Trade paper for the UK record industry

Record Business was a trade publication for the UK record industry distributed via a weekly print magazine between 1978 and 1983. It was published by Record Business Publications Ltd.

==History==
Record Business was launched on 20 March 1978 as a weekly trade publication for the UK record industry and a rival of Music Week. It was established by the former Music Week editor Brian Mulligan, with backing from the head of the British printing company Garrod and Lofthouse, Norman Garrod. An announcement of a new trade publication, with the provisional title Record Dealer, was made as early as November 1977, although Mulligan retained his position with Music Week until January 1978.

The magazine compiled its own top 100 singles chart to rival the singles charts produced by the British Market Research Bureau (BMRB) and Gallup (for Radio & Record News). The majority of the magazine's top 100 was calculated using both sales and airplay data, whereas the top 30 was based purely on sales, obtained from 350 outlets.
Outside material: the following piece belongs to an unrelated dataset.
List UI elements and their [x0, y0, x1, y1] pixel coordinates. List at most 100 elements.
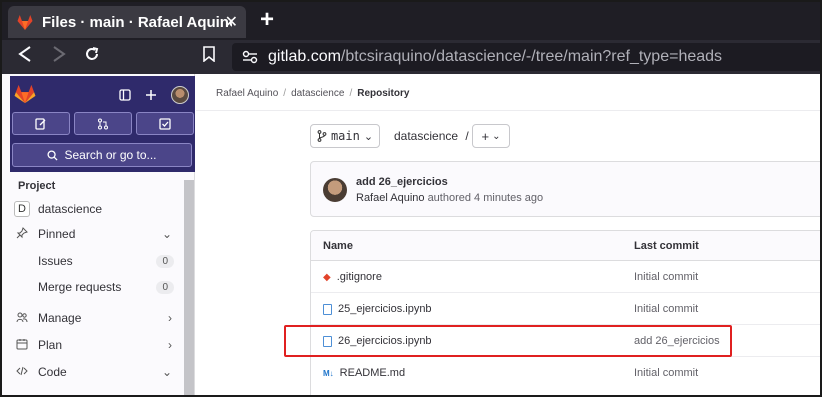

In response to the launching of the Record Business and Radio & Record News charts, the BMRB extended their top 50 chart to a top 75 in May 1978.

Record Business subsequently extended their singles chart three times, providing a "Ones to Watch" section from 31 July 1978 for positions 101 to 120, then extending it up to position 130 from 9 February 1981, and then up to position 150 from 1 February 1982.

Record Business also compiled their Airplay Guide chart, which was the first in the UK to provide a "proper evaluation of radio action". Other charts included a top 60 album chart, introduced in June 1978, and a Disco Chart, introduced in October 1978, which at the time was the UK's only sales-based chart for the genre. In January 1980, Record Business also started publishing the first independent singles and albums charts, compiled by Barry Lazell.

Record Business published its final issue on 14 February 1983, after which it was absorbed into Music Week.